Over the course of the morning, the 10-year note futures have stayed in a very tight range and when they moved, the movement was quite slow. They have barely moved for the last fifteen minutes. Suddenly 8,000 contracts trade on the offer followed by 6,000 trading on the bid. It’s activity. A lot of contracts just traded. But look at it within the bigger picture. What’s happening?
This is where new students don’t see the context. They think something must be happening and a move must be coming because why else would 14,000 contracts suddenly trade? Well, there could be several reasons but the most likely reason is that a large spread order was just executed in order to offset risk on a cash position. What does that mean? It means an institution executed a trade in the cash market and then hedged the position in the futures market. It’s also possible the traders on the other side of that trade quickly made a few more trades to hedge themselves, take a quick 1 tick loss or possibly double down and try to hold the market at those prices. But whatever the situation, it’s highly unlikely the market is now going to quickly move eight ticks in one direction. Those types of orders are usually “one and done” orders, meaning it was something that needed to be done in the moment and there is no intention of trading another 14,000 contracts anytime soon. One can reach that conclusion if one understands the treasury markets and context.
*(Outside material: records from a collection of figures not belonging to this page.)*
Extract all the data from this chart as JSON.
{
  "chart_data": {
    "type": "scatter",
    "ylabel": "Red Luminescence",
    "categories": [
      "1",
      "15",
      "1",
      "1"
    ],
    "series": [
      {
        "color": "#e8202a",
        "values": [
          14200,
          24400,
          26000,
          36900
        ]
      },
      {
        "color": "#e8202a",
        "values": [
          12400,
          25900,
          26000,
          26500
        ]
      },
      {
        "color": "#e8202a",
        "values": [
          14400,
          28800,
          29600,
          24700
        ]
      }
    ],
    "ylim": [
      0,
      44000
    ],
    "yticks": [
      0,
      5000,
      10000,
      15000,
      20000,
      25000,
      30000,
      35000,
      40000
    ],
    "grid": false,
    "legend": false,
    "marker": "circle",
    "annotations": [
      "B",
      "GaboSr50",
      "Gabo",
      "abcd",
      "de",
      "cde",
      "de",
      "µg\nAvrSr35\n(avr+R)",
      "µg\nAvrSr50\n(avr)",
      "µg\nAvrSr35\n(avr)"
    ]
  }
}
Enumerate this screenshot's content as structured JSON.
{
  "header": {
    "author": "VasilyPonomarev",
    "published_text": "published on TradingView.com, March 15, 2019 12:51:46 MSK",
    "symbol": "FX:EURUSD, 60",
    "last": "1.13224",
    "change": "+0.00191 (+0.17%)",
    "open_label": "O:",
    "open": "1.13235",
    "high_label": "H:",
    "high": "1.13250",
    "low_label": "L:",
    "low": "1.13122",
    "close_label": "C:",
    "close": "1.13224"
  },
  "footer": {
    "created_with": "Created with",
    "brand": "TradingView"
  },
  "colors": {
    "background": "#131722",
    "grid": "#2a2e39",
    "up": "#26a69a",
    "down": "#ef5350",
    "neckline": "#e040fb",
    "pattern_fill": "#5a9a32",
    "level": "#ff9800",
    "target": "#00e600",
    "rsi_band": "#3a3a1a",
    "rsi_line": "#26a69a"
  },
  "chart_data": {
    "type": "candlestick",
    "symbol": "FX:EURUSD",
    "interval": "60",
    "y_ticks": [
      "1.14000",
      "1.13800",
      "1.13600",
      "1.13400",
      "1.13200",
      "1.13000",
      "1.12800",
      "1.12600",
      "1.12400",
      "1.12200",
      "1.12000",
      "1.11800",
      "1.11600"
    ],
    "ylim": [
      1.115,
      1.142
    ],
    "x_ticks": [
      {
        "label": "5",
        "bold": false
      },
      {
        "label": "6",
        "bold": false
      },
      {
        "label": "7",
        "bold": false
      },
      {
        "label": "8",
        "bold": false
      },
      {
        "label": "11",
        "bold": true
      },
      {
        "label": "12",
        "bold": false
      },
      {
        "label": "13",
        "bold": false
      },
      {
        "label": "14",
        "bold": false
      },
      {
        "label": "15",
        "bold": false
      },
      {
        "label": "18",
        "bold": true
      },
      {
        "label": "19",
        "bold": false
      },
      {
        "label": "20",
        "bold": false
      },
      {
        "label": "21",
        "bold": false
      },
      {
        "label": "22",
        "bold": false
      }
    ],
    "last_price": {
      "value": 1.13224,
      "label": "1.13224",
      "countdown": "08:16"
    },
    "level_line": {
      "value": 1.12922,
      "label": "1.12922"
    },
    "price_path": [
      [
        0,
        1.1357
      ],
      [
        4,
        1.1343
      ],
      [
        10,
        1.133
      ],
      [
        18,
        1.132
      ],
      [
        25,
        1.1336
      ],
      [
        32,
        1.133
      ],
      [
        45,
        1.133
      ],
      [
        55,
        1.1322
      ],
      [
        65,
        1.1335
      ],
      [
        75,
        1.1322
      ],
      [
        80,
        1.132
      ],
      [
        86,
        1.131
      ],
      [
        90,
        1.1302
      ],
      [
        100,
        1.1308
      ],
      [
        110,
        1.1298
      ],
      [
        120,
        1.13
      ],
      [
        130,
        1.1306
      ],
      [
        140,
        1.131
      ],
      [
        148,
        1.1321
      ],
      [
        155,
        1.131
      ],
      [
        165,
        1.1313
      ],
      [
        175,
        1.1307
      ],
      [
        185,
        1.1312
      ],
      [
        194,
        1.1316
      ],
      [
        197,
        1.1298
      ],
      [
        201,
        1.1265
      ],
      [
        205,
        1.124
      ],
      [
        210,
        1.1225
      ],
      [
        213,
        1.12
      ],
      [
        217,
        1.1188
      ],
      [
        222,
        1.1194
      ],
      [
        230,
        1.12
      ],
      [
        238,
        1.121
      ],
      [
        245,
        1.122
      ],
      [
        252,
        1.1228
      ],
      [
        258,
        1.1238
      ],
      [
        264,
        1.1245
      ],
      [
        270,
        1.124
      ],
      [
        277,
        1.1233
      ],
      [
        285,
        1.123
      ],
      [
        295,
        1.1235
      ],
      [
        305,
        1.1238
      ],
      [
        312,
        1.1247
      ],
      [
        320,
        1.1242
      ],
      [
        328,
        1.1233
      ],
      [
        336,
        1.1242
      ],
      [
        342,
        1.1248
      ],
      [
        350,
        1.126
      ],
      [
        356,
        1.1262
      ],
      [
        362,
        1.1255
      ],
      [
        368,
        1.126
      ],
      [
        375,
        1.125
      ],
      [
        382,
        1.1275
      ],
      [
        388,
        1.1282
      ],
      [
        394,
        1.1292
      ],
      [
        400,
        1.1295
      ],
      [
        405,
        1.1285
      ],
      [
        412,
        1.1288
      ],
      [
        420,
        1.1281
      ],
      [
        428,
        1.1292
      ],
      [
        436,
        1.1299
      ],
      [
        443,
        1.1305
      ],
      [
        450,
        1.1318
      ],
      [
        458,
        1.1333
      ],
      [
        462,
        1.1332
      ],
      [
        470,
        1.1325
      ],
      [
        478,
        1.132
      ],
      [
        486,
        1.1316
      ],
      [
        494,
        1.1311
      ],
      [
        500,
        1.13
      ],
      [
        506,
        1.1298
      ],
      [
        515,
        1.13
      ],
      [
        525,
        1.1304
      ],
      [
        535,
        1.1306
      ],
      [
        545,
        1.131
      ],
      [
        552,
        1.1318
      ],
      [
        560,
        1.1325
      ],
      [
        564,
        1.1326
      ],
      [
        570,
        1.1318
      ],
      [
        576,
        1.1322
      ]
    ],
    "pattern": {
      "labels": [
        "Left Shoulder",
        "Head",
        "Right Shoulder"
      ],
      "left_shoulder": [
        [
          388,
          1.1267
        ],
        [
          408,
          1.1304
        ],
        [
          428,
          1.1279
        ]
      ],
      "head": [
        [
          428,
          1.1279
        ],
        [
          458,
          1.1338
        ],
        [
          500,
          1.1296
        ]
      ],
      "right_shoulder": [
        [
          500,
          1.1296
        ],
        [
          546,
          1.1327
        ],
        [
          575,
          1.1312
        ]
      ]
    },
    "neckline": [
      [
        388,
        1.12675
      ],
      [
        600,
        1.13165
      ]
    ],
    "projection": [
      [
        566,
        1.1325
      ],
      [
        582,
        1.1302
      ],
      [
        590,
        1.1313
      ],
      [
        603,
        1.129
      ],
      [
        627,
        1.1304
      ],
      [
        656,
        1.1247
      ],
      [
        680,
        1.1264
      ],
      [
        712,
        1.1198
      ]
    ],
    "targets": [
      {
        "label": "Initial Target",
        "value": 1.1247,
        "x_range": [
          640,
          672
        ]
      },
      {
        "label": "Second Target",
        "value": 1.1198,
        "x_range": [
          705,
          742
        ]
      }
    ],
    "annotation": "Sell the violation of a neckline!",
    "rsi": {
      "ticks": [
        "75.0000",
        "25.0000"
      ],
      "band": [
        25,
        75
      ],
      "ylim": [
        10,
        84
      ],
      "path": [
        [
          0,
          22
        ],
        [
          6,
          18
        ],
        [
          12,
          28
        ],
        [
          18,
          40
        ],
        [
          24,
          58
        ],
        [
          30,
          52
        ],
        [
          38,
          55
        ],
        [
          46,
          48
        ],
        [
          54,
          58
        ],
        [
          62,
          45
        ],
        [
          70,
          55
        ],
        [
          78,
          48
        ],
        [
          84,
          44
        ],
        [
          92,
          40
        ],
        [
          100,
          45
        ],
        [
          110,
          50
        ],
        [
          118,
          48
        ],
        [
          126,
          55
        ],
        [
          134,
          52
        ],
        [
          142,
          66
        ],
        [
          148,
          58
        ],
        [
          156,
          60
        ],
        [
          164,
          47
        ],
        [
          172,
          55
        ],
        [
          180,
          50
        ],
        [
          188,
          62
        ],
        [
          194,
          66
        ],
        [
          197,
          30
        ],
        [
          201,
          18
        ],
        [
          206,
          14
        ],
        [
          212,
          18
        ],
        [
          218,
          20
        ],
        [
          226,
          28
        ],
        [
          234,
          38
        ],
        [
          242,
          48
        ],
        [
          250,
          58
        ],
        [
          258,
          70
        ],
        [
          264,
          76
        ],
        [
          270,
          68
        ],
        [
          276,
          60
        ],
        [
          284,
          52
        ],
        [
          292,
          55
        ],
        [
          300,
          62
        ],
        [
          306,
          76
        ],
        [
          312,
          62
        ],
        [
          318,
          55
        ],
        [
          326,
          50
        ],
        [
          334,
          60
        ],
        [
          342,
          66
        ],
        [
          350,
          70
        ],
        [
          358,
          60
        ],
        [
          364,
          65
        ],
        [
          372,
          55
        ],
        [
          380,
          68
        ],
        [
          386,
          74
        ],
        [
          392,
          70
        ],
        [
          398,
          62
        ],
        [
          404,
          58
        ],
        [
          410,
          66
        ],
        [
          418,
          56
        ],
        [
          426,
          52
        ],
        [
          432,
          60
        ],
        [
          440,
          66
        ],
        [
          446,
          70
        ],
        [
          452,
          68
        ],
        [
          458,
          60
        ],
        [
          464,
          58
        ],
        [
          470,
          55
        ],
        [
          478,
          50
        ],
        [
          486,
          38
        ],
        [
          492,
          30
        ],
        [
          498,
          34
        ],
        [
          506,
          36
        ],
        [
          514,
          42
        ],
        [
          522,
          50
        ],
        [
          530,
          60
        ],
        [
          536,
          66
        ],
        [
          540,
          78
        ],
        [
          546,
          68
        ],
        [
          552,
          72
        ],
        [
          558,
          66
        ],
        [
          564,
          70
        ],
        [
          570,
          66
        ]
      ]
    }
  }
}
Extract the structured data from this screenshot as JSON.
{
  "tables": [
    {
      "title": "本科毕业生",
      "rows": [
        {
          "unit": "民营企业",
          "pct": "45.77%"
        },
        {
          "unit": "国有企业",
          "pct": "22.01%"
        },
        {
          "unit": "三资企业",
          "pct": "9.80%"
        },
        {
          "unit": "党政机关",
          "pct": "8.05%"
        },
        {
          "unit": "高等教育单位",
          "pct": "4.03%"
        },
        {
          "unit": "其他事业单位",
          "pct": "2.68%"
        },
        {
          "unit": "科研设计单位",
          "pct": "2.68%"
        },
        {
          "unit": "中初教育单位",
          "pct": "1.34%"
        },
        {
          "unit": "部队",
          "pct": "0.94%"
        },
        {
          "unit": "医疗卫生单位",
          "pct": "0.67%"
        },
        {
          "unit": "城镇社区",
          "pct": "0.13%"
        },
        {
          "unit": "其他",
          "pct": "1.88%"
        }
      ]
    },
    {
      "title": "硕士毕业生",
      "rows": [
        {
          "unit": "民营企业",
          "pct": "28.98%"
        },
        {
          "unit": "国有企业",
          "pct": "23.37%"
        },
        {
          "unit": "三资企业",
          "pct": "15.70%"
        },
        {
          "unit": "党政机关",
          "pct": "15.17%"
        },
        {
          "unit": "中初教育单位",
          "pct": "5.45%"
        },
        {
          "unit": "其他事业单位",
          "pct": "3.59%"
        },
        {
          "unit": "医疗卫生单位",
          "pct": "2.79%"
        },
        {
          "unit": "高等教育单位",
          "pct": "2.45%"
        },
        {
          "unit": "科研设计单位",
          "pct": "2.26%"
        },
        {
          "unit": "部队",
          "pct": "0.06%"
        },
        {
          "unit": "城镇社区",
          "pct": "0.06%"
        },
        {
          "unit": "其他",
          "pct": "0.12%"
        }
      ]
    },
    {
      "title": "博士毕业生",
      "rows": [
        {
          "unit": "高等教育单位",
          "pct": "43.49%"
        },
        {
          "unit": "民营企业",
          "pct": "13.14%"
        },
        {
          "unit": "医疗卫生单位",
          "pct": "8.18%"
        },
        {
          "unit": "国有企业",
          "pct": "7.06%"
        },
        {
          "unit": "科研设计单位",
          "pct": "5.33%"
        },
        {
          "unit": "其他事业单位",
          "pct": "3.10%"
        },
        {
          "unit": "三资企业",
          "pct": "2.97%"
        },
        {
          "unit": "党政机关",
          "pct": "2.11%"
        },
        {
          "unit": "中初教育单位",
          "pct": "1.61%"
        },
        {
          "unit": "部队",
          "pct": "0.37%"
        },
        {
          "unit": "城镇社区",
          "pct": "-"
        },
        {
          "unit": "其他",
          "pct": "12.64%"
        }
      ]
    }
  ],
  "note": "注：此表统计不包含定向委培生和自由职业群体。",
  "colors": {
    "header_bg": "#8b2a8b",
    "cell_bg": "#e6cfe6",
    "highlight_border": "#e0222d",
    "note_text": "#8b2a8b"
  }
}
This makes a massive difference in the bottom line over time. Being able to distinguish “good action” from “bad action” is one of the main talents of profitable traders. It’s how they find high probability trades and eliminate coin flip trades along with trades which are almost certain losers (doubling down and/or averaging in as the market continues to punish you and destroy your account). I cannot stress this enough.
Always be thinking about context. Think about who is playing. Think about the normal behavior of the market you are trading. Think about the likely scenario based on the given information. You want to watch the DOM and take note of the prints, bids and asks, and volume profile but you also need to see the bigger picture. When playing chess, one has to look at the entire board and not just the last two moves made by your opponent.